Dranken zoals fruitsap en gezoete melkdranken voor het basisonderwijs en gesuikerde frisdranken voor het secundair behoren meer en meer tot het verleden. Het streefdoel is om deze nooit of enkel nog bij speciale gelegenheden aan te bieden. In veel basisscholen (91%) en secundaire scholen (88%) is dit ook al het geval.

 

Een half bord groenten: zoveel zou iedereen moeten eten bij de warme maaltijd om te voldoen aan de gezondheidsaanbevelingen. Helaas is dat in veel scholen nog niet het geval. In het basisonderwijs serveert iets meer dan de helft (2022: 54% - 2019: 51%) dagelijks een volwaardige groenteportie. In het secundair is dit nog minder: 51%, wat wel een stijging is t.o.v. de vorige peiling in 2019 (32%). Hier is nog veel ruimte voor verbetering. Gezond leven heeft daarom in afstemming met verschillende cateraars een gids ontwikkeld met richtlijnen over gezonde schoolmaaltijden.

 

Vlees voert nog altijd het schoolmenu aan. Peulvruchten, soja, tofu of andere voedzame, budgetvriendelijke en gezonde vleesvervangers zijn nog behoorlijk onbekend en onbemind bij onze scholen. Amper 29% van de basis- en secundaire scholen biedt deze producten minstens 1 keer per week aan bij de warme maaltijden. Verder volgt 81% van de basisscholen de aanbeveling om minder dan 1 keer per week frieten op het menu te zetten. In het secundair wordt de frituurpan vaker bovengehaald: daar biedt slechts 33% minder dan 1 keer per week frietjes of kroketten aan. Meer dan de helft (63%) biedt deze nog 1x per week aan.

 

Mentale gezondheid op school

Zowel basis- als middelbare scholen zetten erg in op mentaal welbevinden. In het basisonderwijs gebeurt dit door leerlingen in verschillende leerjaren vaardigheden aan te leren die bijdragen aan hun mentaal welbevinden (87%).
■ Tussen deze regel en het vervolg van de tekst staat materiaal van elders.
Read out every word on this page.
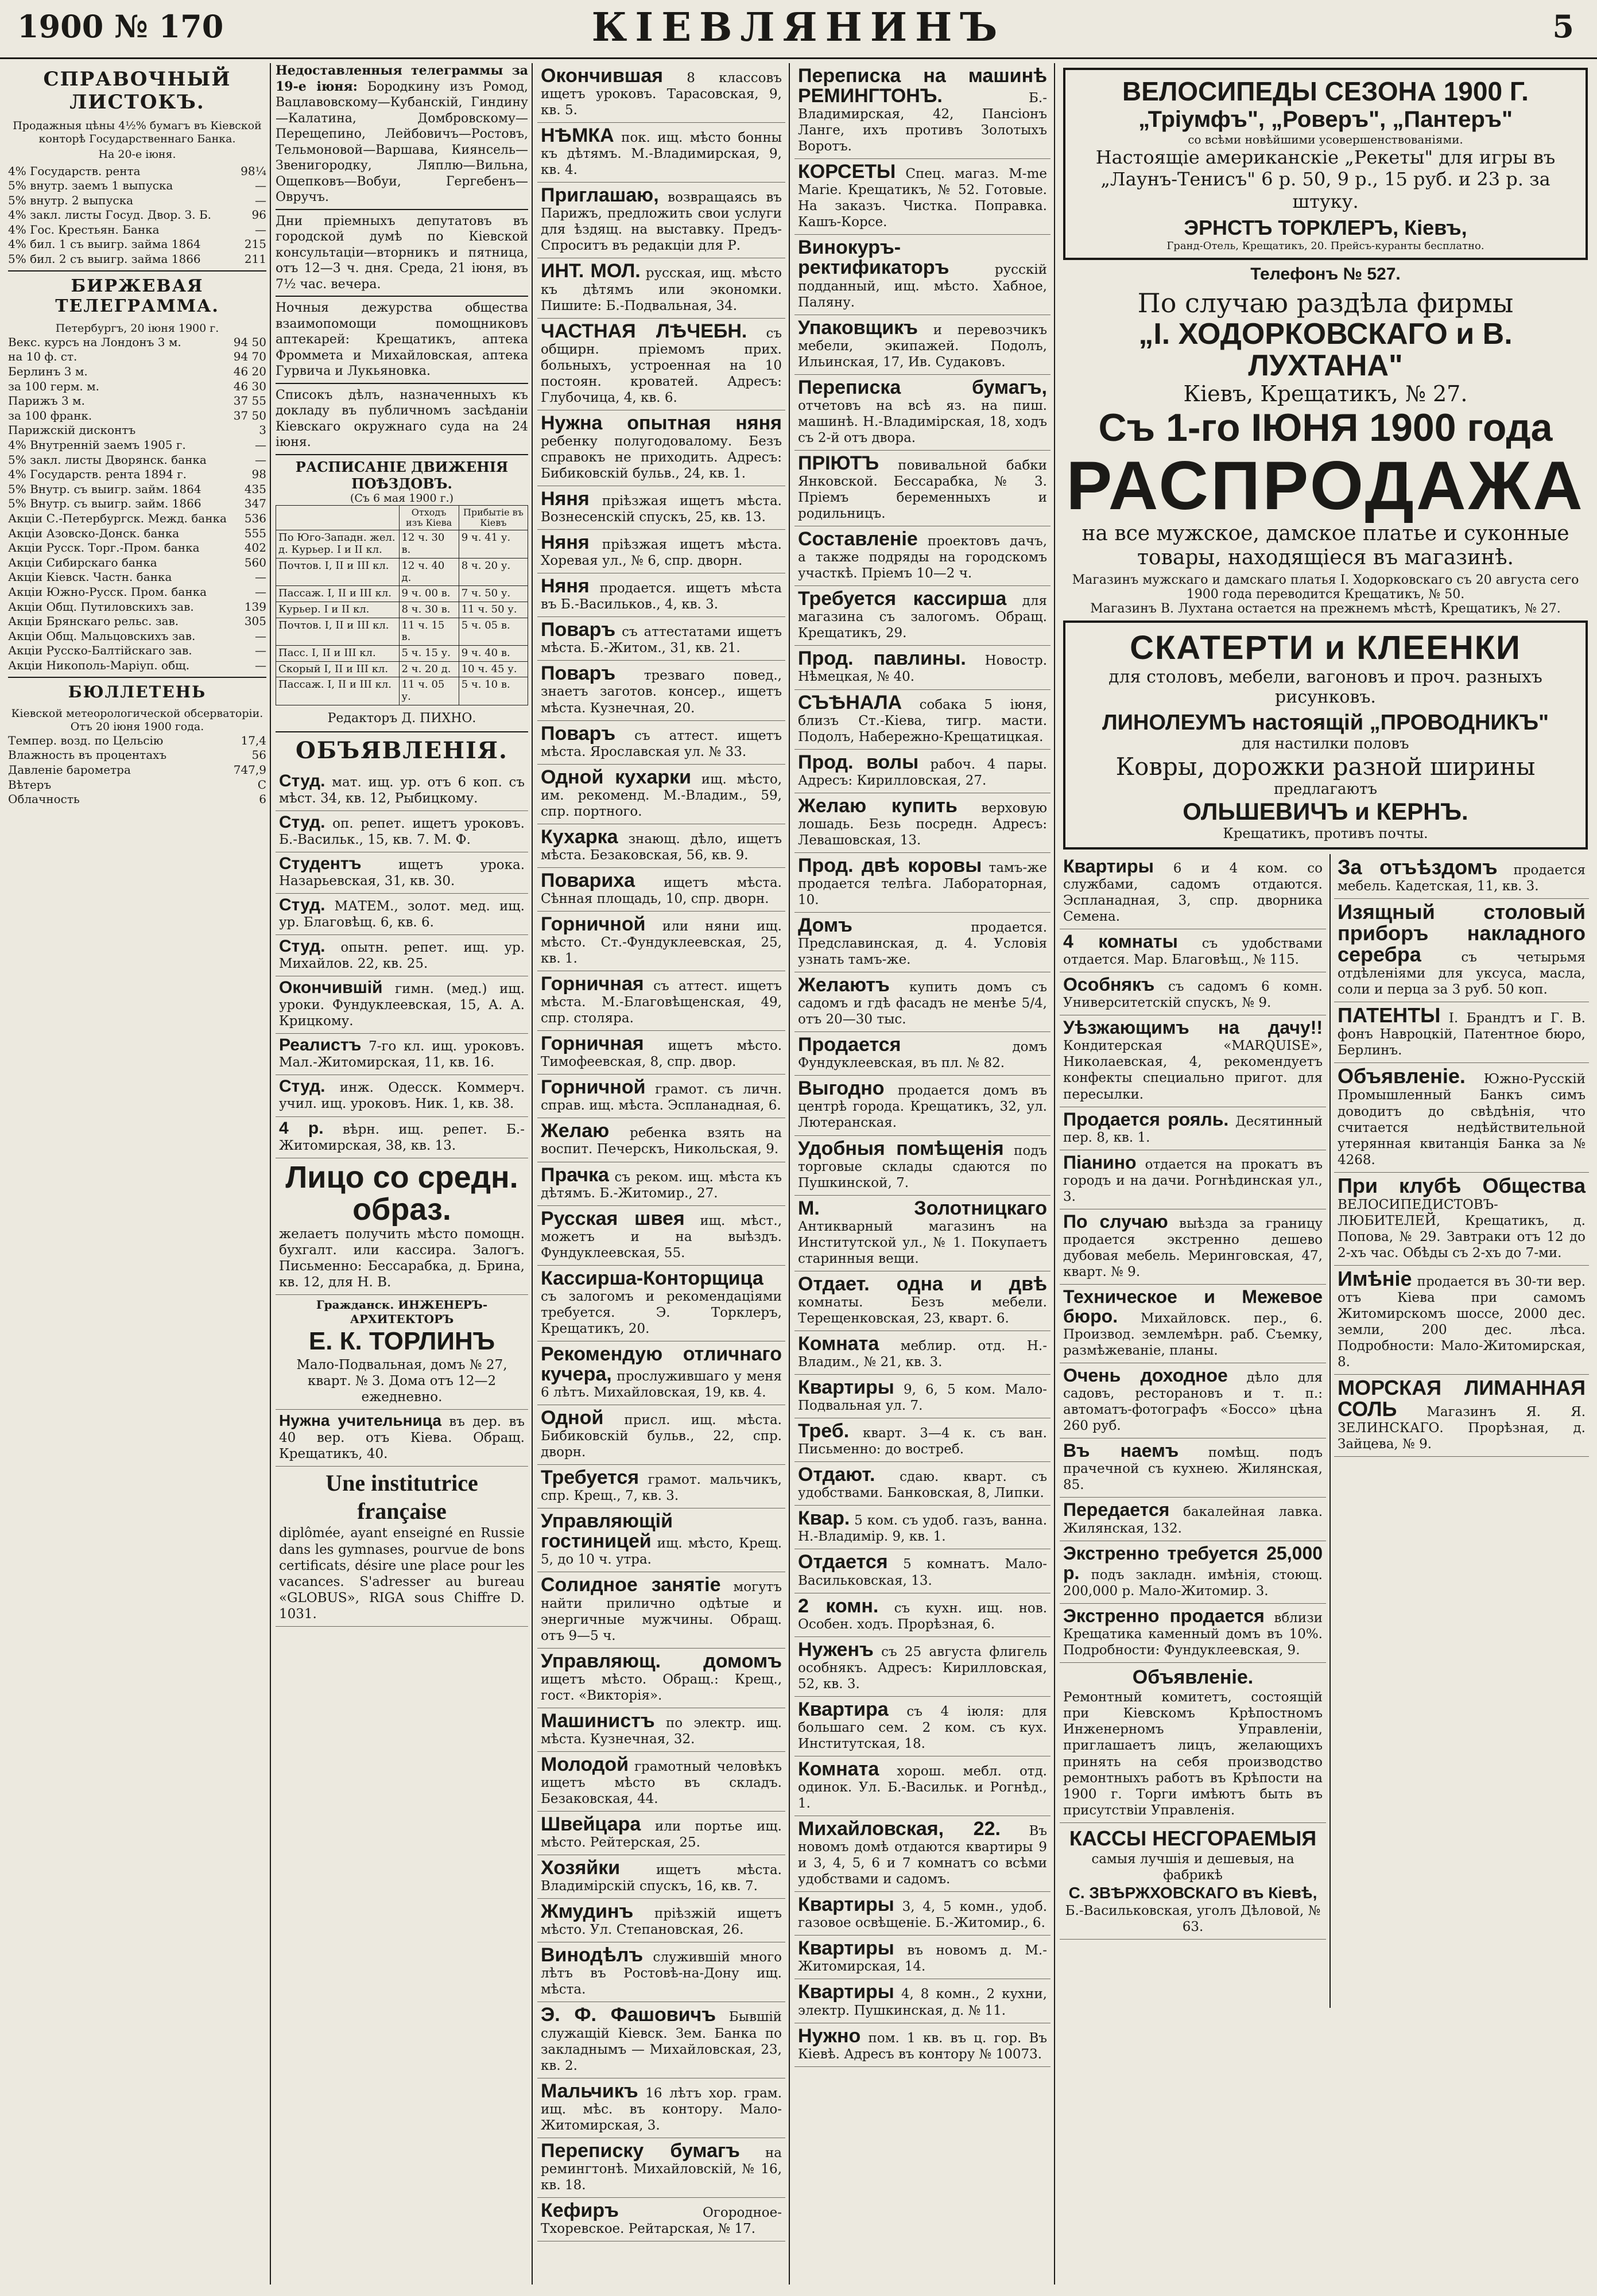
1900 № 170	КІЕВЛЯНИНЪ	5
СПРАВОЧНЫЙ ЛИСТОКЪ.
Продажныя цѣны 4½% бумагъ въ Кіевской конторѣ Государственнаго Банка.
На 20-е іюня.
4% Государств. рента	98¼
5% внутр. заемъ 1 выпуска	—
5% внутр. 2 выпуска	—
4% закл. листы Госуд. Двор. З. Б.	96
4% Гос. Крестьян. Банка	—
4% бил. 1 съ выигр. займа 1864	215
5% бил. 2 съ выигр. займа 1866	211
БИРЖЕВАЯ ТЕЛЕГРАММА.
Петербургъ, 20 іюня 1900 г.
Векс. курсъ на Лондонъ 3 м.	94 50
на 10 ф. ст.	94 70
Берлинъ 3 м.	46 20
за 100 герм. м.	46 30
Парижъ 3 м.	37 55
за 100 франк.	37 50
Парижскій дисконтъ	3
4% Внутренній заемъ 1905 г.	—
5% закл. листы Дворянск. банка	—
4% Государств. рента 1894 г.	98
5% Внутр. съ выигр. займ. 1864	435
5% Внутр. съ выигр. займ. 1866	347
Акціи С.-Петербургск. Межд. банка	536
Акціи Азовско-Донск. банка	555
Акціи Русск. Торг.-Пром. банка	402
Акціи Сибирскаго банка	560
Акціи Кіевск. Частн. банка	—
Акціи Южно-Русск. Пром. банка	—
Акціи Общ. Путиловскихъ зав.	139
Акціи Брянскаго рельс. зав.	305
Акціи Общ. Мальцовскихъ зав.	—
Акціи Русско-Балтійскаго зав.	—
Акціи Никополь-Маріуп. общ.	—
БЮЛЛЕТЕНЬ
Кіевской метеорологической обсерваторіи.
Отъ 20 іюня 1900 года.
Темпер. возд. по Цельсію	17,4
Влажность въ процентахъ	56
Давленіе барометра	747,9
Вѣтеръ	С
Облачность	6
Недоставленныя телеграммы за 19-е іюня: Бородкину изъ Ромод, Вацлавовскому—Кубанскій, Гиндину—Калатина, Домбровскому—Перещепино, Лейбовичъ—Ростовъ, Тельмоновой—Варшава, Киянсель—Звенигородку, Ляплю—Вильна, Ощепковъ—Вобуи, Гергебенъ—Овручъ.
Дни пріемныхъ депутатовъ въ городской думѣ по Кіевской консультаціи—вторникъ и пятница, отъ 12—3 ч. дня. Среда, 21 іюня, въ 7½ час. вечера.
Ночныя дежурства общества взаимопомощи помощниковъ аптекарей: Крещатикъ, аптека Фроммета и Михайловская, аптека Гурвича и Лукьяновка.
Списокъ дѣлъ, назначенныхъ къ докладу въ публичномъ засѣданіи Кіевскаго окружнаго суда на 24 іюня.
РАСПИСАНІЕ ДВИЖЕНІЯ ПОѢЗДОВЪ.
(Съ 6 мая 1900 г.)
	Отходъ изъ Кіева	Прибытіе въ Кіевъ
По Юго-Западн. жел. д. Курьер. I и II кл.	12 ч. 30 в.	9 ч. 41 у.
Почтов. I, II и III кл.	12 ч. 40 д.	8 ч. 20 у.
Пассаж. I, II и III кл.	9 ч. 00 в.	7 ч. 50 у.
Курьер. I и II кл.	8 ч. 30 в.	11 ч. 50 у.
Почтов. I, II и III кл.	11 ч. 15 в.	5 ч. 05 в.
Пасс. I, II и III кл.	5 ч. 15 у.	9 ч. 40 в.
Скорый I, II и III кл.	2 ч. 20 д.	10 ч. 45 у.
Пассаж. I, II и III кл.	11 ч. 05 у.	5 ч. 10 в.
Редакторъ Д. ПИХНО.
ОБЪЯВЛЕНІЯ.
Студ. мат. ищ. ур. отъ 6 коп. съ мѣст. 34, кв. 12, Рыбицкому.
Студ. оп. репет. ищетъ уроковъ. Б.-Васильк., 15, кв. 7. М. Ф.
Студентъ	ищетъ урока. Назарьевская, 31, кв. 30.
Студ. МАТЕМ., золот. мед. ищ. ур. Благовѣщ. 6, кв. 6.
Студ. опытн. репет. ищ. ур. Михайлов. 22, кв. 25.
Окончившій гимн. (мед.) ищ. уроки. Фундуклеевская, 15, А. А. Крицкому.
Реалистъ 7-го кл. ищ. уроковъ. Мал.-Житомирская, 11, кв. 16.
Студ. инж. Одесск. Коммерч. учил. ищ. уроковъ. Ник. 1, кв. 38.
4 р. вѣрн. ищ. репет. Б.-Житомирская, 38, кв. 13.
Лицо со средн. образ.
желаетъ получить мѣсто помощн. бухгалт. или кассира. Залогъ. Письменно: Бессарабка, д. Брина, кв. 12, для Н. В.
Гражданск. ИНЖЕНЕРЪ-АРХИТЕКТОРЪ
Е. К. ТОРЛИНЪ
Мало-Подвальная, домъ № 27, кварт. № 3. Дома отъ 12—2 ежедневно.
Нужна учительница въ дер. въ 40 вер. отъ Кіева. Обращ. Крещатикъ, 40.
Une institutrice française
diplômée, ayant enseigné en Russie dans les gymnases, pourvue de bons certificats, désire une place pour les vacances. S'adresser au bureau «GLOBUS», RIGA sous Chiffre D. 1031.
Окончившая 8 классовъ ищетъ уроковъ. Тарасовская, 9, кв. 5.
НѢМКА пок. ищ. мѣсто бонны къ дѣтямъ. М.-Владимирская, 9, кв. 4.
Приглашаю, возвращаясь въ Парижъ, предложить свои услуги для ѣздящ. на выставку. Предъ-Спроситъ въ редакціи для Р.
ИНТ. МОЛ. русская, ищ. мѣсто къ дѣтямъ или экономки. Пишите: Б.-Подвальная, 34.
ЧАСТНАЯ ЛѢЧЕБН. съ общирн. пріемомъ прих. больныхъ, устроенная на 10 постоян. кроватей. Адресъ: Глубочица, 4, кв. 6.
Нужна опытная няня ребенку полугодовалому. Безъ справокъ не приходить. Адресъ: Бибиковскій бульв., 24, кв. 1.
Няня пріѣзжая ищетъ мѣста. Вознесенскій спускъ, 25, кв. 13.
Няня пріѣзжая ищетъ мѣста. Хоревая ул., № 6, спр. дворн.
Няня продается. ищетъ мѣста въ Б.-Васильков., 4, кв. 3.
Поваръ съ аттестатами ищетъ мѣста. Б.-Житом., 31, кв. 21.
Поваръ трезваго повед., знаетъ заготов. консер., ищетъ мѣста. Кузнечная, 20.
Поваръ съ аттест. ищетъ мѣста. Ярославская ул. № 33.
Одной кухарки ищ. мѣсто, им. рекоменд. М.-Владим., 59, спр. портного.
Кухарка знающ. дѣло, ищетъ мѣста. Безаковская, 56, кв. 9.
Повариха ищетъ мѣста. Сѣнная площадь, 10, спр. дворн.
Горничной или няни ищ. мѣсто. Ст.-Фундуклеевская, 25, кв. 1.
Горничная съ аттест. ищетъ мѣста. М.-Благовѣщенская, 49, спр. столяра.
Горничная ищетъ мѣсто. Тимофеевская, 8, спр. двор.
Горничной грамот. съ личн. справ. ищ. мѣста. Эспланадная, 6.
Желаю ребенка взять на воспит. Печерскъ, Никольская, 9.
Прачка съ реком. ищ. мѣста къ дѣтямъ. Б.-Житомир., 27.
Русская швея ищ. мѣст., можетъ и на выѣздъ. Фундуклеевская, 55.
Кассирша-Конторщица съ залогомъ и рекомендаціями требуется. Э. Торклеръ, Крещатикъ, 20.
Рекомендую отличнаго кучера, прослужившаго у меня 6 лѣтъ. Михайловская, 19, кв. 4.
Одной присл. ищ. мѣста. Бибиковскій бульв., 22, спр. дворн.
Требуется грамот. мальчикъ, спр. Крещ., 7, кв. 3.
Управляющій гостиницей ищ. мѣсто, Крещ. 5, до 10 ч. утра.
Солидное занятіе могутъ найти прилично одѣтые и энергичные мужчины. Обращ. отъ 9—5 ч.
Управляющ. домомъ ищетъ мѣсто. Обращ.: Крещ., гост. «Викторія».
Машинистъ по электр. ищ. мѣста. Кузнечная, 32.
Молодой грамотный человѣкъ ищетъ мѣсто въ складъ. Безаковская, 44.
Швейцара или портье ищ. мѣсто. Рейтерская, 25.
Хозяйки	ищетъ мѣста. Владимірскій спускъ, 16, кв. 7.
Жмудинъ пріѣзжій ищетъ мѣсто. Ул. Степановская, 26.
Винодѣлъ служившій много лѣтъ въ Ростовѣ-на-Дону ищ. мѣста.
Э. Ф. Фашовичъ Бывшій служащій Кіевск. Зем. Банка по закладнымъ — Михайловская, 23, кв. 2.
Мальчикъ 16 лѣтъ хор. грам. ищ. мѣс. въ контору. Мало-Житомирская, 3.
Переписку бумагъ на ремингтонѣ. Михайловскій, № 16, кв. 18.
Кефиръ	Огородное-Тхоревское. Рейтарская, № 17.
Переписка на машинѣ РЕМИНГТОНЪ.	Б.-Владимирская, 42, Пансіонъ Ланге, ихъ противъ Золотыхъ Воротъ.
КОРСЕТЫ Спец. магаз. M-me Marie. Крещатикъ, № 52. Готовые. На заказъ. Чистка. Поправка. Кашъ-Корсе.
Винокуръ-ректификаторъ	русскій подданный, ищ. мѣсто. Хабное, Паляну.
Упаковщикъ и перевозчикъ мебели, экипажей. Подолъ, Ильинская, 17, Ив. Судаковъ.
Переписка бумагъ, отчетовъ на всѣ яз. на пиш. машинѣ. Н.-Владимірская, 18, ходъ съ 2-й отъ двора.
ПРІЮТЪ повивальной бабки Янковской. Бессарабка, № 3. Пріемъ беременныхъ и родильницъ.
Составленіе проектовъ дачъ, а также подряды на городскомъ участкѣ. Пріемъ 10—2 ч.
Требуется кассирша для магазина съ залогомъ. Обращ. Крещатикъ, 29.
Прод. павлины. Новостр. Нѣмецкая, № 40.
СЪѢНАЛА собака 5 іюня, близъ Ст.-Кіева, тигр. масти. Подолъ, Набережно-Крещатицкая.
Прод. волы рабоч. 4 пары. Адресъ: Кирилловская, 27.
Желаю купить верховую лошадь. Безь посредн. Адресъ: Левашовская, 13.
Прод. двѣ коровы тамъ-же продается телѣга. Лабораторная, 10.
Домъ	продается. Предславинская, д. 4. Условія узнать тамъ-же.
Желаютъ купить домъ съ садомъ и гдѣ фасадъ не менѣе 5/4, отъ 20—30 тыс.
Продается	домъ Фундуклеевская, въ пл. № 82.
Выгодно продается домъ въ центрѣ города. Крещатикъ, 32, ул. Лютеранская.
Удобныя помѣщенія подъ торговые склады сдаются по Пушкинской, 7.
М. Золотницкаго Антикварный магазинъ на Институтской ул., № 1. Покупаетъ старинныя вещи.
Отдает. одна и двѣ комнаты. Безъ мебели. Терещенковская, 23, кварт. 6.
Комната меблир. отд. Н.-Владим., № 21, кв. 3.
Квартиры 9, 6, 5 ком. Мало-Подвальная ул. 7.
Треб. кварт. 3—4 к. съ ван. Письменно: до востреб.
Отдают. сдаю. кварт. съ удобствами. Банковская, 8, Липки.
Квар. 5 ком. съ удоб. газъ, ванна. Н.-Владимір. 9, кв. 1.
Отдается 5 комнатъ. Мало-Васильковская, 13.
2 комн. съ кухн. ищ. нов. Особен. ходъ. Прорѣзная, 6.
Нуженъ съ 25 августа флигель особнякъ. Адресъ: Кирилловская, 52, кв. 3.
Квартира съ 4 іюля: для большаго сем. 2 ком. съ кух. Институтская, 18.
Комната хорош. мебл. отд. одинок. Ул. Б.-Васильк. и Рогнѣд., 1.
Михайловская, 22. Въ новомъ домѣ отдаются квартиры 9 и 3, 4, 5, 6 и 7 комнатъ со всѣми удобствами и садомъ.
Квартиры 3, 4, 5 комн., удоб. газовое освѣщеніе. Б.-Житомир., 6.
Квартиры въ новомъ д. М.-Житомирская, 14.
Квартиры 4, 8 комн., 2 кухни, электр. Пушкинская, д. № 11.
Нужно пом. 1 кв. въ ц. гор. Въ Кіевѣ. Адресъ въ контору № 10073.
ВЕЛОСИПЕДЫ СЕЗОНА 1900 Г.
„Тріумфъ", „Роверъ", „Пантеръ"
со всѣми новѣйшими усовершенствованіями.
Настоящіе американскіе „Рекеты" для игры въ „Лаунъ-Тенисъ" 6 р. 50, 9 р., 15 руб. и 23 р. за штуку.
ЭРНСТЪ ТОРКЛЕРЪ, Кіевъ,
Гранд-Отель, Крещатикъ, 20. Прейсъ-куранты бесплатно.
Телефонъ № 527.
По случаю раздѣла фирмы
„І. ХОДОРКОВСКАГО и В. ЛУХТАНА"
Кіевъ, Крещатикъ, № 27.
Съ 1-го ІЮНЯ 1900 года
РАСПРОДАЖА
на все мужское, дамское платье и суконные товары, находящіеся въ магазинѣ.
Магазинъ мужскаго и дамскаго платья І. Ходорковскаго съ 20 августа сего 1900 года переводится Крещатикъ, № 50.
Магазинъ В. Лухтана остается на прежнемъ мѣстѣ, Крещатикъ, № 27.
СКАТЕРТИ и КЛЕЕНКИ
для столовъ, мебели, вагоновъ и проч. разныхъ рисунковъ.
ЛИНОЛЕУМЪ настоящій „ПРОВОДНИКЪ"
для настилки половъ
Ковры, дорожки разной ширины
предлагаютъ
ОЛЬШЕВИЧЪ и КЕРНЪ.
Крещатикъ, противъ почты.
Квартиры 6 и 4 ком. со службами, садомъ отдаются. Эспланадная, 3, спр. дворника Семена.
4 комнаты съ удобствами отдается. Мар. Благовѣщ., № 115.
Особнякъ съ садомъ 6 комн. Университетскій спускъ, № 9.
Уѣзжающимъ на дачу!! Кондитерская «MARQUISE», Николаевская, 4, рекомендуетъ конфекты специально пригот. для пересылки.
Продается рояль. Десятинный пер. 8, кв. 1.
Піанино отдается на прокатъ въ городъ и на дачи. Рогнѣдинская ул., 3.
По случаю выѣзда за границу продается экстренно дешево дубовая мебель. Меринговская, 47, кварт. № 9.
Техническое и Межевое бюро. Михайловск. пер., 6. Производ. землемѣрн. раб. Съемку, размѣжеваніе, планы.
Очень доходное дѣло для садовъ, ресторановъ и т. п.: автоматъ-фотографъ «Боссо» цѣна 260 руб.
Въ наемъ помѣщ. подъ прачечной съ кухнею. Жилянская, 85.
Передается бакалейная лавка. Жилянская, 132.
Экстренно требуется 25,000 р. подъ закладн. имѣнія, стоющ. 200,000 р. Мало-Житомир. 3.
Экстренно продается вблизи Крещатика каменный домъ въ 10%. Подробности: Фундуклеевская, 9.
Объявленіе.
Ремонтный комитетъ, состоящій при Кіевскомъ Крѣпостномъ Инженерномъ Управленіи, приглашаетъ лицъ, желающихъ принять на себя производство ремонтныхъ работъ въ Крѣпости на 1900 г. Торги имѣютъ быть въ присутствіи Управленія.
КАССЫ НЕСГОРАЕМЫЯ
самыя лучшія и дешевыя, на фабрикѣ
С. ЗВѢРЖХОВСКАГО въ Кіевѣ,
Б.-Васильковская, уголъ Дѣловой, № 63.
За отъѣздомъ продается мебель. Кадетская, 11, кв. 3.
Изящный столовый приборъ накладного серебра	съ четырьмя отдѣленіями для уксуса, масла, соли и перца за 3 руб. 50 коп.
ПАТЕНТЫ І. Брандтъ и Г. В. фонъ Навроцкій, Патентное бюро, Берлинъ.
Объявленіе. Южно-Русскій Промышленный Банкъ симъ доводитъ до свѣдѣнія, что считается недѣйствительной утерянная квитанція Банка за № 4268.
При клубѣ Общества ВЕЛОСИПЕДИСТОВЪ-ЛЮБИТЕЛЕЙ, Крещатикъ, д. Попова, № 29. Завтраки отъ 12 до 2-хъ час. Обѣды съ 2-хъ до 7-ми.
Имѣніе продается въ 30-ти вер. отъ Кіева при самомъ Житомирскомъ шоссе, 2000 дес. земли, 200 дес. лѣса. Подробности: Мало-Житомирская, 8.
МОРСКАЯ ЛИМАННАЯ СОЛЬ Магазинъ Я. Я. ЗЕЛИНСКАГО. Прорѣзная, д. Зайцева, № 9.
Maar ook door hen bijvoorbeeld inspraak te geven in het schoolgebeuren (74%) of door leerkrachten en directie het goede voorbeeld te laten geven (bv. het praten over gevoelens normaliseren) (82%).

 

 In het secundair onderwijs ligt de nadruk vooral op het creëren van een sociale omgeving waarin leerlingen leren omgaan met moeilijke momenten, stress of een tegenslag. Zo’n omgeving ontstaat bijvoorbeeld wanneer leerkrachten alert reageren op lastige situaties, zoals pesten of geweld (95%). Maar ook wanneer ze zélf het goede voorbeeld geven en zich kwetsbaar durven opstellen (71%). Schoolteams worden echter niet zo vaak opgeleid om signalen van verminderd welbevinden en/of psychische problemen te herkennen. In 27% van de basisscholen hebben leerkrachten zo’n opleiding gevolgd. In het middelbaar is dat 38%. Minister Crevits wil hierbij dan ook een warme oproep doen naar de scholen en leerkrachten om in te gaan op het kwaliteitsvol aanbod van vormingen rond signaalherkenning bij de partnerorganisaties. Ook de CLB’s kunnen ondersteunen.

 

Beweging op school

Meermaals per week sport- en spelmateriaal voorzien tijdens de pauzes, korte bewegingsmomenten tussen of tijdens de lessen inlassen of een partijtje voetbal, badminton of een andere fysieke activiteit na de schooluren organiseren: 99% van de lagere scholen zet leerlingen op minstens 1 manier aan om te bewegen. In het secundair valt dit terug tot 84%. Voor afzonderlijke initiatieven is er nog een groeimarge. In het middelbaar voorziet bijvoorbeeld amper 20% korte bewegingsmomenten.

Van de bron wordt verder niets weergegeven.